ICNZ had had two complaints they made ruled in their favour, which had provided opportunities to further explain the industry’s role and perspective, Samasoni said.

He also referred to Margaret Thatcher’s PR person, Lord Tim Bell, who summed up reputation as ‘what you do, what you say and what others say about you’.

“I was sometimes surprised by insurers not wanting to go back and correct inaccuracies in newspapers and media cover, and this happened weekly. Every two days there would be a story attacking the insurer, the industry, someone.

“It didn’t play off as an opportunity to correct what others said about you. When the findings [of the ICNZ complaints] came out it provided an opportunity to have those conversations,” he said.

With the general perception of the insurance industry around the world placed alongside that of politicians and reporters, Samasoni said it was already on the back foot, something which he said was ironic.
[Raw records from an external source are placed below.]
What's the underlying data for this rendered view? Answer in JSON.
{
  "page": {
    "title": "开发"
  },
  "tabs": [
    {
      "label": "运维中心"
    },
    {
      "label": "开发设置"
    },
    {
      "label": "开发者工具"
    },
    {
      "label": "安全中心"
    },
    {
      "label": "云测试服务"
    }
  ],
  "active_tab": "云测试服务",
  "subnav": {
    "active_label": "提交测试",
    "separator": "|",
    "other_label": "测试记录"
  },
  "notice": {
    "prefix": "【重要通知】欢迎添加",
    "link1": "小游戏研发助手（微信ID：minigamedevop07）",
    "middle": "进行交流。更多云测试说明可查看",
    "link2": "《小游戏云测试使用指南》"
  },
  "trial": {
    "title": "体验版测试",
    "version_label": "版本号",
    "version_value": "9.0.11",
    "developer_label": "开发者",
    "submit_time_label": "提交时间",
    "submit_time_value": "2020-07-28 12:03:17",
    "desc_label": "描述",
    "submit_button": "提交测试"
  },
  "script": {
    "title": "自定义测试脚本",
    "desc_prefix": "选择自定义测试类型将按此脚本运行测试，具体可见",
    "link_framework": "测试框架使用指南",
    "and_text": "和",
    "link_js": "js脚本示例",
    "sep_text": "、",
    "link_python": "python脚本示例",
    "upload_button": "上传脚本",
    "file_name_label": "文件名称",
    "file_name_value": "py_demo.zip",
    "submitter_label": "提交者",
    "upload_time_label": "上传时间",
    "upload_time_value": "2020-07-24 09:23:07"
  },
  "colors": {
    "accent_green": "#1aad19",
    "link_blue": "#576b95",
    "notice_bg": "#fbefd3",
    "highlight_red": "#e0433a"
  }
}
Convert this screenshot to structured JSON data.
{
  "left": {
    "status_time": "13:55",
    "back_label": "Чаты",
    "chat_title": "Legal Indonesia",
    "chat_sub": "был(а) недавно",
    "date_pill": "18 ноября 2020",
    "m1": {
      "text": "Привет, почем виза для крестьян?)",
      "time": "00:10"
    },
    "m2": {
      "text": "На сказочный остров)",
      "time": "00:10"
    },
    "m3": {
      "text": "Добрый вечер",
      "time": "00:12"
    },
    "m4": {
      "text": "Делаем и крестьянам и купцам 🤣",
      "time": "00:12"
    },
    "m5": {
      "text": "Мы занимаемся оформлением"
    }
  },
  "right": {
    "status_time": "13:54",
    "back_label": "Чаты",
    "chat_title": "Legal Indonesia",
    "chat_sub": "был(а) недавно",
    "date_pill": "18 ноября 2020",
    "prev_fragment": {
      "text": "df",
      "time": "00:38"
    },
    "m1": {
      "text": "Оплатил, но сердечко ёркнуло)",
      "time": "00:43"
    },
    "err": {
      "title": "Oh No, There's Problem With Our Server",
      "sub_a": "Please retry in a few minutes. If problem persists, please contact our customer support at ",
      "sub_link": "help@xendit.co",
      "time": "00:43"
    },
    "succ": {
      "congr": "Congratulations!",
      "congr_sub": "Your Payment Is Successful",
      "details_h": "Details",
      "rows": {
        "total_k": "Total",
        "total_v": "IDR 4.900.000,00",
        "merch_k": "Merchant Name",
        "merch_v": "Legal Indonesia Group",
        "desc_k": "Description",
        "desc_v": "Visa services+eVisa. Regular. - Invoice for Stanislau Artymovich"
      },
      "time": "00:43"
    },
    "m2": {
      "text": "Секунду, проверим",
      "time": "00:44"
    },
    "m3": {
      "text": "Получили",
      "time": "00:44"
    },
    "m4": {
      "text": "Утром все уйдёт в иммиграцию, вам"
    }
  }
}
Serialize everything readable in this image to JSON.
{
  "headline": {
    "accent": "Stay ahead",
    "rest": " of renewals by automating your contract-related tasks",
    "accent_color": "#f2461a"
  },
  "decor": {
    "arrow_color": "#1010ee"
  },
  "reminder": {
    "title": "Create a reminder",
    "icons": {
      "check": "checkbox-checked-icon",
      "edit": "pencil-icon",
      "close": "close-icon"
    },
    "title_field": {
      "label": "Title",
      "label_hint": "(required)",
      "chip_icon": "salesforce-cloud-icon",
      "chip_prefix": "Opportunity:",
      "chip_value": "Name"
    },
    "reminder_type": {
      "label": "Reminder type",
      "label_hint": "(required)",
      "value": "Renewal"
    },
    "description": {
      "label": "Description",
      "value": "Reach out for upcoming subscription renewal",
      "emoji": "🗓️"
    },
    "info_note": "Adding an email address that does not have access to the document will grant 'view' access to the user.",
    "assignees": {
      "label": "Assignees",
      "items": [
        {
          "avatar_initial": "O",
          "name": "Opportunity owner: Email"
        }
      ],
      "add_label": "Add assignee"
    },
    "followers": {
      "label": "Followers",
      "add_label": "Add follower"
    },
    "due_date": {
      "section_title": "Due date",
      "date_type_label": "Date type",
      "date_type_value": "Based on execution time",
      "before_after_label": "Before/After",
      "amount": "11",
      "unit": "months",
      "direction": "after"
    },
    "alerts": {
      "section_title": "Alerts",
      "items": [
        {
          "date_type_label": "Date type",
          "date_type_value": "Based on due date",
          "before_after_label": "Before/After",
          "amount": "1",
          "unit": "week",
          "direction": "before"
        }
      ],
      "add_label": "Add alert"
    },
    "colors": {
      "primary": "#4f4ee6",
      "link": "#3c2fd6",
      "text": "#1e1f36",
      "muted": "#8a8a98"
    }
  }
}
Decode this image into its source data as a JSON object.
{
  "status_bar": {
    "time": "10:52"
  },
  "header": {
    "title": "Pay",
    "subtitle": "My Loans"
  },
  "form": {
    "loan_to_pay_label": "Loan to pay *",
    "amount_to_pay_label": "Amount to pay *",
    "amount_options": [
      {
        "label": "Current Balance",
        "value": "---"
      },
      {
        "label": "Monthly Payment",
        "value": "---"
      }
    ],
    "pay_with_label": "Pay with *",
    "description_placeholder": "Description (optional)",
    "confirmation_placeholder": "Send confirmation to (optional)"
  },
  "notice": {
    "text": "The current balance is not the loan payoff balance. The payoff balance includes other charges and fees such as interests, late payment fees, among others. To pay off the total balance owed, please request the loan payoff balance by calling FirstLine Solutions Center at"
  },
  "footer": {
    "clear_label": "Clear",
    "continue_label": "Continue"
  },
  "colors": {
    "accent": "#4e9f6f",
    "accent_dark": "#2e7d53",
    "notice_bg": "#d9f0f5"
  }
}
“Where else do you pay $16 billion in claims and still come out with a bad reputation?

“You see ambulance and fire service officers often at the top of these rankings, which is ironic given they do the first part but then the insurance industry comes in after and puts people back to where they were and gets them back on their feet.”

Samasoni said his approach when joining ICNZ had been to put in some long tail strategies, including improving financial literacy programmes in schools and touring Citizen Advice Bureaux around the country to explain the role of the insurance industry.

There had been particular success when two members of Canterbury community groups were invited to attend the ICNZ conference two years ago.
“They became very staunch advocates for the insurance industry position because they went away thinking ‘I get it now’.

“I felt we could have done more in terms of really engaging with community groups all the time because you can’t tell somebody once and expect them to get the message, you’ve got to be able to tell them regularly, often and accurately.”

Another ICNZ initiative which had been hugely successful was the collaboration with CTV on the Covered series which was aimed at the 1,600 people who were undecided on their claims at the time.

There ended up being 180,000 online plays of all the segments, which was an example of getting creative about getting the message out there.

Samasoni said instead of relying on traditional media such as newspapers insurers should think about the many social media platforms, which had a constant direct contact with followers who had chosen to hear messages from them.

“We need to look at communities in a different way and break them down into different communities of interest, communities of population, gender, race, or whatever it might be and look at different ways of targeting them.”